Uma vez, um amigo me disse, quando sua mulher estava grávida, que eles estavam evitando contar para as pessoas por um motivo principal: não estressar a mãe estreante com notícias de perdas na primeira gravidez. Eu nunca havia me dado conta, mas é verdade: é só dizer que está grávida, e tem algum infeliz que conta da fulana que perdeu o primeiro bebê (quando não é a própria que diz isso). Que falta de noção, né! Não tem nada melhorzinho para falar numa hora dessas? Que costume mórbido (para dizer o mínimo)! Mas noção é uma coisa que não está muito em voga nos dias de hoje, né.

Isso foi só uma pequena introdução, eu quero falar mesmo é sobre perdas, as reais, de um ente querido seja qual for, de bens ou esperanças, sejam quais forem. A dor da perda é, às vezes, o motivo da busca pelo tratamento psicoterapêutico, ou acaba acontecendo durante o processo, pois é um evento natural da vida. Algumas coisas me chamaram a atenção recentemente por proximidade afetiva da situação.
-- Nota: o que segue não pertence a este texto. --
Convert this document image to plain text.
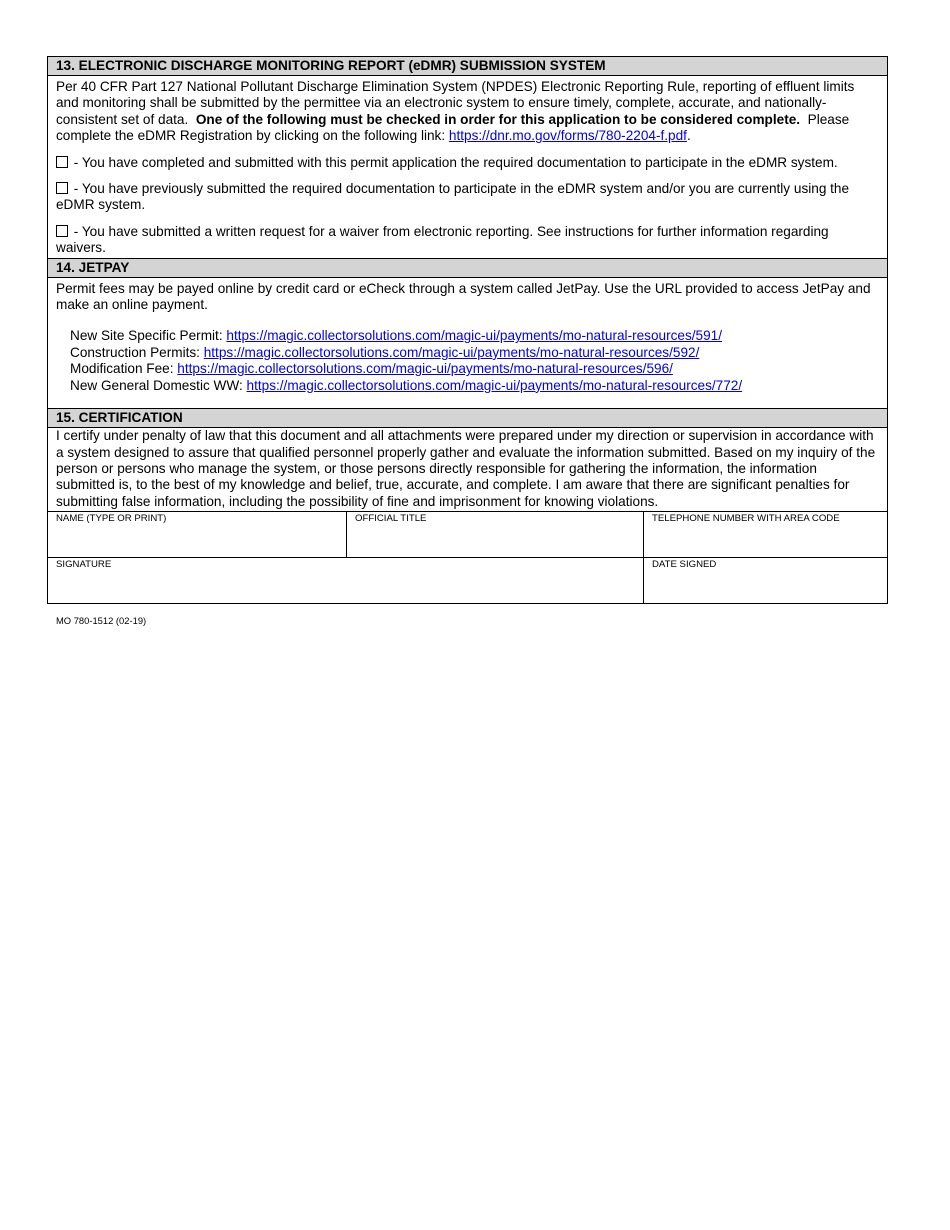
13. ELECTRONIC DISCHARGE MONITORING REPORT (eDMR) SUBMISSION SYSTEM

Per 40 CFR Part 127 National Pollutant Discharge Elimination System (NPDES) Electronic Reporting Rule, reporting of effluent limits and monitoring shall be submitted by the permittee via an electronic system to ensure timely, complete, accurate, and nationally-consistent set of data. One of the following must be checked in order for this application to be considered complete. Please complete the eDMR Registration by clicking on the following link: https://dnr.mo.gov/forms/780-2204-f.pdf.

- You have completed and submitted with this permit application the required documentation to participate in the eDMR system.

- You have previously submitted the required documentation to participate in the eDMR system and/or you are currently using the eDMR system.

- You have submitted a written request for a waiver from electronic reporting. See instructions for further information regarding waivers.

14. JETPAY

Permit fees may be payed online by credit card or eCheck through a system called JetPay. Use the URL provided to access JetPay and make an online payment.

New Site Specific Permit: https://magic.collectorsolutions.com/magic-ui/payments/mo-natural-resources/591/
Construction Permits: https://magic.collectorsolutions.com/magic-ui/payments/mo-natural-resources/592/
Modification Fee: https://magic.collectorsolutions.com/magic-ui/payments/mo-natural-resources/596/
New General Domestic WW: https://magic.collectorsolutions.com/magic-ui/payments/mo-natural-resources/772/
15. CERTIFICATION

I certify under penalty of law that this document and all attachments were prepared under my direction or supervision in accordance with a system designed to assure that qualified personnel properly gather and evaluate the information submitted. Based on my inquiry of the person or persons who manage the system, or those persons directly responsible for gathering the information, the information submitted is, to the best of my knowledge and belief, true, accurate, and complete. I am aware that there are significant penalties for submitting false information, including the possibility of fine and imprisonment for knowing violations.

NAME (TYPE OR PRINT)	OFFICIAL TITLE	TELEPHONE NUMBER WITH AREA CODE
SIGNATURE	DATE SIGNED
MO 780-1512 (02-19)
Você já escutou/viu alguma música no YouTube que falava sobre perdas, mesmo que não diretamente, mas que todos sabem que a inspiração foi essa? Pois então, leu os comentários? Se não leu, faça o teste. A maioria fala sobre perdas que tiveram (parece legal, né? Não é! Este é o meu ponto, vou, acho, chegar lá). Por exemplo, a bela música do Pato Fu “Canção Para Viver Mais”, de 1998. É uma homenagem ao pai da vocalista Fernanda Takai, que morreu de câncer aos 52 anos. Ao ver o pai definhando rapidamente (como acontece muitas vezes em casos assim), e percebendo que não teria mais volta, ela quis escrever uma canção para o seu pai. Anotou o título em um papel (o objetivo da música seria exatamente este!); porém, não conseguiu ir além do título. Seu marido e parceiro de banda, John Ulhoa, pegou o título (que é lindo, né!) e escreveu a canção que ela, dá pra entender, não conseguiu. Seu pai não chegou a ouvir; mesmo se tivesse, não teria vivido mais. Era um desejo muito grande. Uma dor muito grande. Pode haver beleza na perda, né? A canção é muito bonitinha! (O diminutivo é pela suavidade da voz dela, pelo estilo cuidadoso e carinhoso da música, é muito boa e altamente impactante: vou deixar a própria contando essa história no fim desta crônica).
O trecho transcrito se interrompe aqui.